There are so many links and research articles about all these sections that it would be too long a task (and post). You can check out my github for some examples, but really you should google and youtube a lot of these sections. (I might create such a resouces on my Github Page https://github.com/FitMachineLearning/FitML)

Also each of these sections involve a lot of math and sometimes math intuition, I highly recommend sitting through many of the free AI university classes online (Youtube). Message me also if you can’t find good material and teachers about a specific section (some teachers are bad, and some don’t know the material that well.)

PS: You are doing the right thing, i.e. asking the right question from the start. Half of the problem is formulating the right question.


I don’t remember more than basic algebra; would you mind sharing a detailed list of things to brush up on (immediately after basic algebra) up to calculus and linear algebra?

I have started brushing up on matrices and vectors, but calculus and linear algebra are comprehensive and I don’t want to waste time learning parts I won’t use in Udacity.

For example, at the end of a linear algebra online course the instructor started talking about angles, sin cos tan, things I remember almost nothing about and totally threw me off.

So I had to add trigonometry to the learning list, but I don’t know what my full list is.

I’d like to learn the pre-requisites and then do the Udacity course within a 6 month timespan (2 for prereq, 4 for course).


Caveat: I cannot advise in great detail because I don’t know you well enough to assess your current level of knowledge.
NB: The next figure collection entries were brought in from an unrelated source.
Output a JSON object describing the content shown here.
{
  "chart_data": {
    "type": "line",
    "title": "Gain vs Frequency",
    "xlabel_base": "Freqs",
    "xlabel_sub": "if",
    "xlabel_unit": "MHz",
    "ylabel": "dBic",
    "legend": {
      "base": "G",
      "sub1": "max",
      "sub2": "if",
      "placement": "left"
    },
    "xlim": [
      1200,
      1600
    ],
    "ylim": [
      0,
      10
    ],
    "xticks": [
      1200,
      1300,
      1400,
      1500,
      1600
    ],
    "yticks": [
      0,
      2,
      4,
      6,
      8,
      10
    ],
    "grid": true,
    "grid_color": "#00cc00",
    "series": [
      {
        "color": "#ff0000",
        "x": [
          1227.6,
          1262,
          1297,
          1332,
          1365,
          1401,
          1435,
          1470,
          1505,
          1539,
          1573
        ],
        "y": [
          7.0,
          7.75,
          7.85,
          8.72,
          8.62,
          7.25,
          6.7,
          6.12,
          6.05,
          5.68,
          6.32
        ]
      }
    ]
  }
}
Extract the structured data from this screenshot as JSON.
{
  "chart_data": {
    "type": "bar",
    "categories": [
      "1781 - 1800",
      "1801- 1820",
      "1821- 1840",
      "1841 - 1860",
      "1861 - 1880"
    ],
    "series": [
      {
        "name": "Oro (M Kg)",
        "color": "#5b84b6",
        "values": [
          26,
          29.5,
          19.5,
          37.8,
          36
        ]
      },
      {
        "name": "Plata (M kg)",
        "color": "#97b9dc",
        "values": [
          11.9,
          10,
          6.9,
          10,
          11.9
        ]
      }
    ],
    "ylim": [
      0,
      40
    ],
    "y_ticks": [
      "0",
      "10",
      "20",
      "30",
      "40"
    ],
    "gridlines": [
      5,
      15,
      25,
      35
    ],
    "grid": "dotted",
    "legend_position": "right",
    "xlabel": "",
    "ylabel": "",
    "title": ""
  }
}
Also I am not a teacher or lecturer, so cannot construct a course plan, and definitely not something that fits any kind of timetable.

Instead, I would advise you to pick up minimal basics but in a way that makes your confident that you really understand them. Then start tackling the machine learning that is your goal - whenever you hit some part which you don’t understand, take a step back and research that topic. As long as you are not enrolled in some class where you have to submit work every week, there is no need to try and create your own complete course guide from the outset.

There is not much subject area in between basic algebra and linear algebra or linear algebra and calculus. If you have basic algebra then both linear algebra and calculus are understandable. You only need the basics in each subject. E.g. in linear algebra you will need:

  • What vectors and matrices are

  • How to add, subtract and multiply vectors and matrices

In calculus you will need:

  • What a derivative is, and what a partial derivative is

  • The “chain rule” or how to take a derivative when you have a function of a function

In stats you will need:

  • Different types of average (mean vs median, geometric mean vs arithmetic mean)

  • What the variance, standard distribution and standard error are

That’s the basics you will need to know comfortably well in order to understand the theories and notation in machine learning. It doesn’t hurt to understand them deeper.